Study limitations include modest sample size, psychiatric comorbidities, psychotropic medication use, and phenotypic heterogeneity. We adopted a transdiagnostic approach across FND-seiz and FND-movt given arguments by several groups that these populations are on a clinical continuum (Mula, 2013; Perez et al., 2015), however, we acknowledge that this remains debated in the field (Kanaan, Duncan, Goldstein, Jankovic, & Cavanna, 2017). We did not perform a structured psychiatric interview limiting description of categorical psychiatric comorbidities. This study also did not include a patient-reported symptom severity or health-related quality of life measure (e.g., Short Form Health Survey-36 [Pick, Anderson, et al., 2020]), which prevented testing of associations between interoceptive accuracy, ITPE scores and disease severity. Interoceptive accuracy and ITPE analyses could be limited by floor effects. Moreover, we used ECG to measure heartbeats (instead of finger pulse plethysmograph) and the signal loss associated with R-peak extraction may have contributed to the lack of difference in cardiac interoceptive accuracy.
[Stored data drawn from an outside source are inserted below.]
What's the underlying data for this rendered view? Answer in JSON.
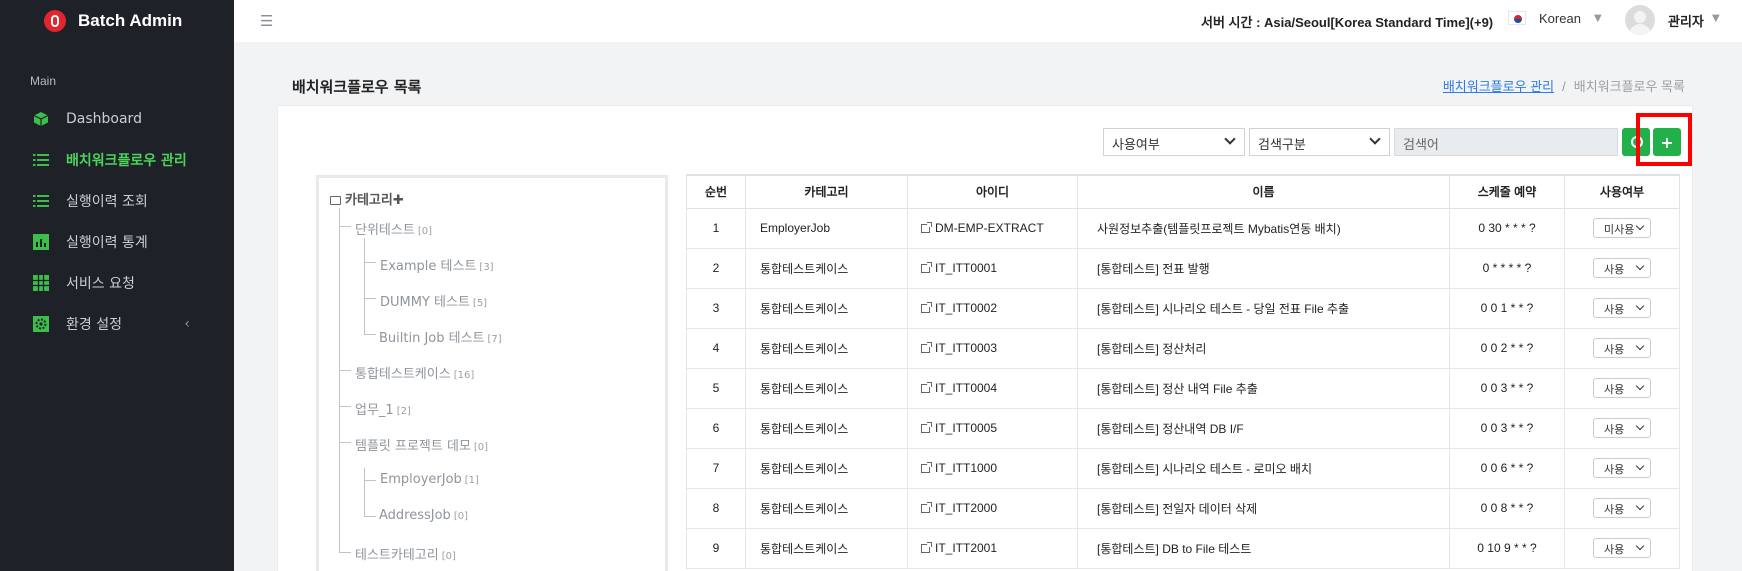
{
  "brand": {
    "title": "Batch Admin"
  },
  "sidebar": {
    "section": "Main",
    "items": [
      {
        "label": "Dashboard",
        "icon": "cube-icon",
        "active": false
      },
      {
        "label": "배치워크플로우 관리",
        "icon": "list-icon",
        "active": true
      },
      {
        "label": "실행이력 조회",
        "icon": "list-icon",
        "active": false
      },
      {
        "label": "실행이력 통계",
        "icon": "bar-chart-icon",
        "active": false
      },
      {
        "label": "서비스 요청",
        "icon": "grid-icon",
        "active": false
      },
      {
        "label": "환경 설정",
        "icon": "gear-icon",
        "active": false
      }
    ],
    "accent": "#4cd45a"
  },
  "header": {
    "server_time": "서버 시간 : Asia/Seoul[Korea Standard Time](+9)",
    "language": "Korean",
    "user": "관리자"
  },
  "page": {
    "title": "배치워크플로우 목록",
    "breadcrumb": {
      "parent": "배치워크플로우 관리",
      "current": "배치워크플로우 목록"
    }
  },
  "filters": {
    "use_select": "사용여부",
    "search_type": "검색구분",
    "search_placeholder": "검색어",
    "add_label": "+"
  },
  "tree": {
    "root": "카테고리",
    "nodes": [
      {
        "label": "단위테스트",
        "count": "[0]"
      },
      {
        "label": "Example 테스트",
        "count": "[3]"
      },
      {
        "label": "DUMMY 테스트",
        "count": "[5]"
      },
      {
        "label": "Builtin Job 테스트",
        "count": "[7]"
      },
      {
        "label": "통합테스트케이스",
        "count": "[16]"
      },
      {
        "label": "업무_1",
        "count": "[2]"
      },
      {
        "label": "템플릿 프로젝트 데모",
        "count": "[0]"
      },
      {
        "label": "EmployerJob",
        "count": "[1]"
      },
      {
        "label": "AddressJob",
        "count": "[0]"
      },
      {
        "label": "테스트카테고리",
        "count": "[0]"
      }
    ]
  },
  "table": {
    "headers": [
      "순번",
      "카테고리",
      "아이디",
      "이름",
      "스케줄 예약",
      "사용여부"
    ],
    "rows": [
      {
        "no": "1",
        "category": "EmployerJob",
        "id": "DM-EMP-EXTRACT",
        "name": "사원정보추출(템플릿프로젝트 Mybatis연동 배치)",
        "schedule": "0 30 * * * ?",
        "use": "미사용"
      },
      {
        "no": "2",
        "category": "통합테스트케이스",
        "id": "IT_ITT0001",
        "name": "[통합테스트] 전표 발행",
        "schedule": "0 * * * * ?",
        "use": "사용"
      },
      {
        "no": "3",
        "category": "통합테스트케이스",
        "id": "IT_ITT0002",
        "name": "[통합테스트] 시나리오 테스트 - 당일 전표 File 추출",
        "schedule": "0 0 1 * * ?",
        "use": "사용"
      },
      {
        "no": "4",
        "category": "통합테스트케이스",
        "id": "IT_ITT0003",
        "name": "[통합테스트] 정산처리",
        "schedule": "0 0 2 * * ?",
        "use": "사용"
      },
      {
        "no": "5",
        "category": "통합테스트케이스",
        "id": "IT_ITT0004",
        "name": "[통합테스트] 정산 내역 File 추출",
        "schedule": "0 0 3 * * ?",
        "use": "사용"
      },
      {
        "no": "6",
        "category": "통합테스트케이스",
        "id": "IT_ITT0005",
        "name": "[통합테스트] 정산내역 DB I/F",
        "schedule": "0 0 3 * * ?",
        "use": "사용"
      },
      {
        "no": "7",
        "category": "통합테스트케이스",
        "id": "IT_ITT1000",
        "name": "[통합테스트] 시나리오 테스트 - 로미오 배치",
        "schedule": "0 0 6 * * ?",
        "use": "사용"
      },
      {
        "no": "8",
        "category": "통합테스트케이스",
        "id": "IT_ITT2000",
        "name": "[통합테스트] 전일자 데이터 삭제",
        "schedule": "0 0 8 * * ?",
        "use": "사용"
      },
      {
        "no": "9",
        "category": "통합테스트케이스",
        "id": "IT_ITT2001",
        "name": "[통합테스트] DB to File 테스트",
        "schedule": "0 10 9 * * ?",
        "use": "사용"
      }
    ]
  }
}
While our neuroimaging analyses accounted for SSRI/SNRI use which is a strength, other psychotropic medications may have confounded results—underscoring the importance of larger sample size cohorts to adequately allow for a broader set of post-hoc analyses. In terms of DTI methodology, limitations in accounting for cross fibers require additional clarification. The future acquisition of serial DTI data is also needed to verify measurement reliability, including to replicate our network lesion mapping findings (Shahim, Holleran, Kim, & Brody, 2017). Lastly, more work is needed to clarify roles for the dorsal prefrontal cortex, basal ganglia, thalamus and their white matter connections in interoceptive processing in mFND.

In conclusion, this DTI study identified several right-lateralized limbic and associative tracts in the pathophysiology of FND-seiz and investigated brain-interoception relationships across the spectrum of mFND. Individual differences in interoceptive accuracy and trait prediction error mapped onto microstructural alterations in fiber bundles originating from the insula and TPJ, advancing our understanding of the pathophysiology of mFND.

CONFLICT OF INTEREST

D. L. P. has received honoraria for continuing medical education lectures on functional neurological disorder.